Of course, Barr is famous for the Hopper/Copper/Dropper method of fishing. Well, not really the method, but the cool name. Another great fly in the book is the B/C hopper, which is a joint effort between Barr and Craven. Again, it's an amalgam of different ideas, plugged together to produce a pretty rugged fly. I think I will be trying this one out this spring, replacing the Club Sandwich on my H/C/D rig.

While I've never used the dry flies, John ties up a pretty bulletproof looking "Vis-a-Dun." Nothing new here (didn't Marinaro notch the bottom of the hackle?) but he goes after things with some vinyl glue that looks like it will really hold the wing and hackle in place. I can see a few of these, tied up with some Sulphur colors, in my box as well.

About the only negative thing I can say about the book is that it might overdo the "superb photography, step-by-step" approach. I never thought I'd say this, since it goes against my usual  "isn't fly tying documentation in the new milennium just grand" view of the universe, but at some point, enough is enough.

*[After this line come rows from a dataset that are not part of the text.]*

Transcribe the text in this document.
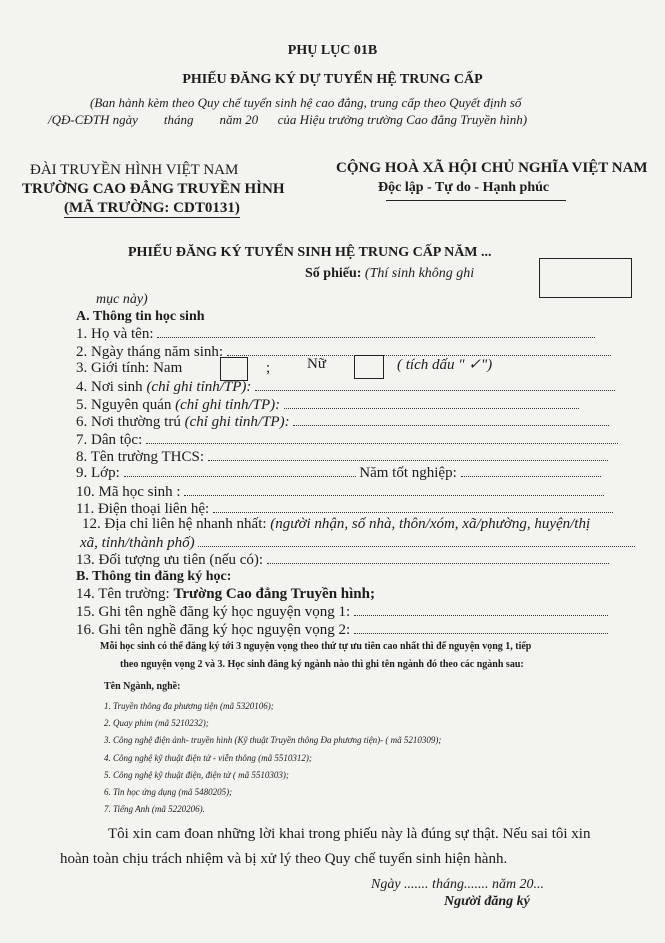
PHỤ LỤC 01B
PHIẾU ĐĂNG KÝ DỰ TUYỂN HỆ TRUNG CẤP
(Ban hành kèm theo Quy chế tuyển sinh hệ cao đẳng, trung cấp theo Quyết định số
/QĐ-CĐTH ngày        tháng        năm 20      của Hiệu trưởng trường Cao đẳng Truyền hình)
ĐÀI TRUYỀN HÌNH VIỆT NAM
TRƯỜNG CAO ĐẲNG TRUYỀN HÌNH
(MÃ TRƯỜNG: CDT0131)
CỘNG HOÀ XÃ HỘI CHỦ NGHĨA VIỆT NAM
Độc lập - Tự do - Hạnh phúc
PHIẾU ĐĂNG KÝ TUYỂN SINH HỆ TRUNG CẤP NĂM ...
Số phiếu: (Thí sinh không ghi
mục này)
A. Thông tin học sinh
1. Họ và tên:
2. Ngày tháng năm sinh:
3. Giới tính: Nam	; Nữ	( tích dấu " ✓")
4. Nơi sinh (chỉ ghi tỉnh/TP):
5. Nguyên quán (chỉ ghi tỉnh/TP):
6. Nơi thường trú (chỉ ghi tỉnh/TP):
7. Dân tộc:
8. Tên trường THCS:
9. Lớp:	Năm tốt nghiệp:
10. Mã học sinh :
11. Điện thoại liên hệ:
12. Địa chỉ liên hệ nhanh nhất: (người nhận, số nhà, thôn/xóm, xã/phường, huyện/thị
xã, tỉnh/thành phố)
13. Đối tượng ưu tiên (nếu có):
B. Thông tin đăng ký học:
14. Tên trường: Trường Cao đẳng Truyền hình;
15. Ghi tên nghề đăng ký học nguyện vọng 1:
16. Ghi tên nghề đăng ký học nguyện vọng 2:
Mỗi học sinh có thể đăng ký tới 3 nguyện vọng theo thứ tự ưu tiên cao nhất thì để nguyện vọng 1, tiếp
theo nguyện vọng 2 và 3. Học sinh đăng ký ngành nào thì ghi tên ngành đó theo các ngành sau:
Tên Ngành, nghề:
1. Truyền thông đa phương tiện (mã 5320106);
2. Quay phim (mã 5210232);
3. Công nghệ điện ảnh- truyền hình (Kỹ thuật Truyền thông Đa phương tiện)- ( mã 5210309);
4. Công nghệ kỹ thuật điện tử - viễn thông (mã 5510312);
5. Công nghệ kỹ thuật điện, điện tử ( mã 5510303);
6. Tin học ứng dụng (mã 5480205);
7. Tiếng Anh (mã 5220206).
Tôi xin cam đoan những lời khai trong phiếu này là đúng sự thật. Nếu sai tôi xin
hoàn toàn chịu trách nhiệm và bị xử lý theo Quy chế tuyển sinh hiện hành.
Ngày ....... tháng....... năm 20...
Người đăng ký
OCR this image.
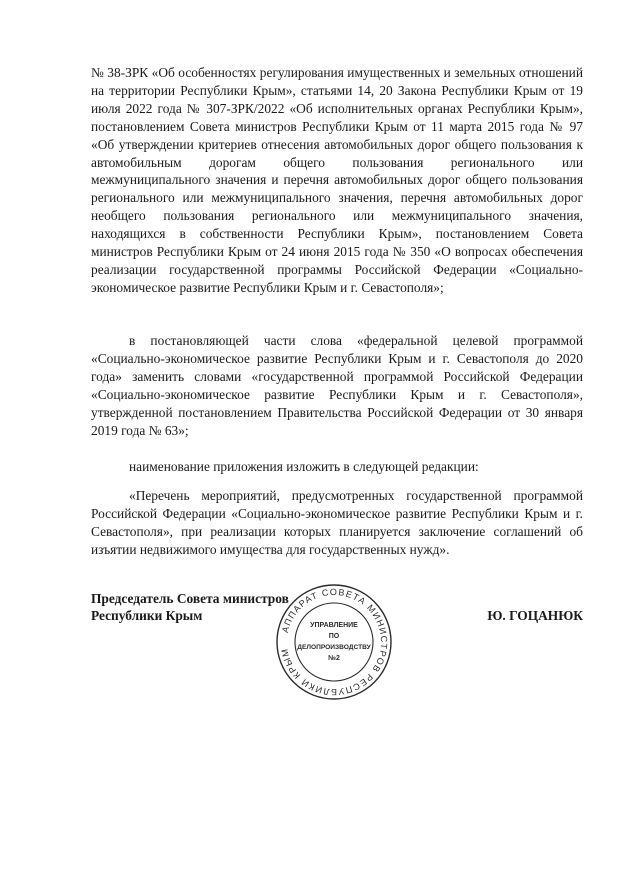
№ 38-ЗРК «Об особенностях регулирования имущественных и земельных отношений на территории Республики Крым», статьями 14, 20 Закона Республики Крым от 19 июля 2022 года № 307-ЗРК/2022 «Об исполнительных органах Республики Крым», постановлением Совета министров Республики Крым от 11 марта 2015 года № 97 «Об утверждении критериев отнесения автомобильных дорог общего пользования к автомобильным дорогам общего пользования регионального или межмуниципального значения и перечня автомобильных дорог общего пользования регионального или межмуниципального значения, перечня автомобильных дорог необщего пользования регионального или межмуниципального значения, находящихся в собственности Республики Крым», постановлением Совета министров Республики Крым от 24 июня 2015 года № 350 «О вопросах обеспечения реализации государственной программы Российской Федерации «Социально-экономическое развитие Республики Крым и г. Севастополя»;

в постановляющей части слова «федеральной целевой программой «Социально-экономическое развитие Республики Крым и г. Севастополя до 2020 года» заменить словами «государственной программой Российской Федерации «Социально-экономическое развитие Республики Крым и г. Севастополя», утвержденной постановлением Правительства Российской Федерации от 30 января 2019 года № 63»;

наименование приложения изложить в следующей редакции:

«Перечень мероприятий, предусмотренных государственной программой Российской Федерации «Социально-экономическое развитие Республики Крым и г. Севастополя», при реализации которых планируется заключение соглашений об изъятии недвижимого имущества для государственных нужд».

Председатель Совета министров
Республики Крым	Ю. ГОЦАНЮК
АППАРАТ СОВЕТА МИНИСТРОВ РЕСПУБЛИКИ КРЫМ
УПРАВЛЕНИЕ
ПО
ДЕЛОПРОИЗВОДСТВУ
№2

For example, it's one thing to have a blow-by-blow photographic description of how to tie a nymph. But then, a whole 'nother chapter on how to tie a Jumbo nymph. And a slightly different chapter on a nymph with tungsten bead. Even worse, at the end of a couple of chapters there are two pages dedicated to the variations on the fly. That's great, but do we really need 10 identical recipes, the only difference with each being the color of the wire and perhaps the tail or bead? I mean, couldn't we have just said, "You can also tie the Copper John with black, red, blue, green, and chartreuse wire?" Sure, it doesn't make for as plump a book, but really. Setting these recipes up in 3" x 3" boxes on the last page of the chapter seems to be a bit of a waste of paper.

Other than that one little complaint - OK, more of an observation than a complaint - I think the book is great. Serious fishermen who also happen to be fly tyers are going to love this book.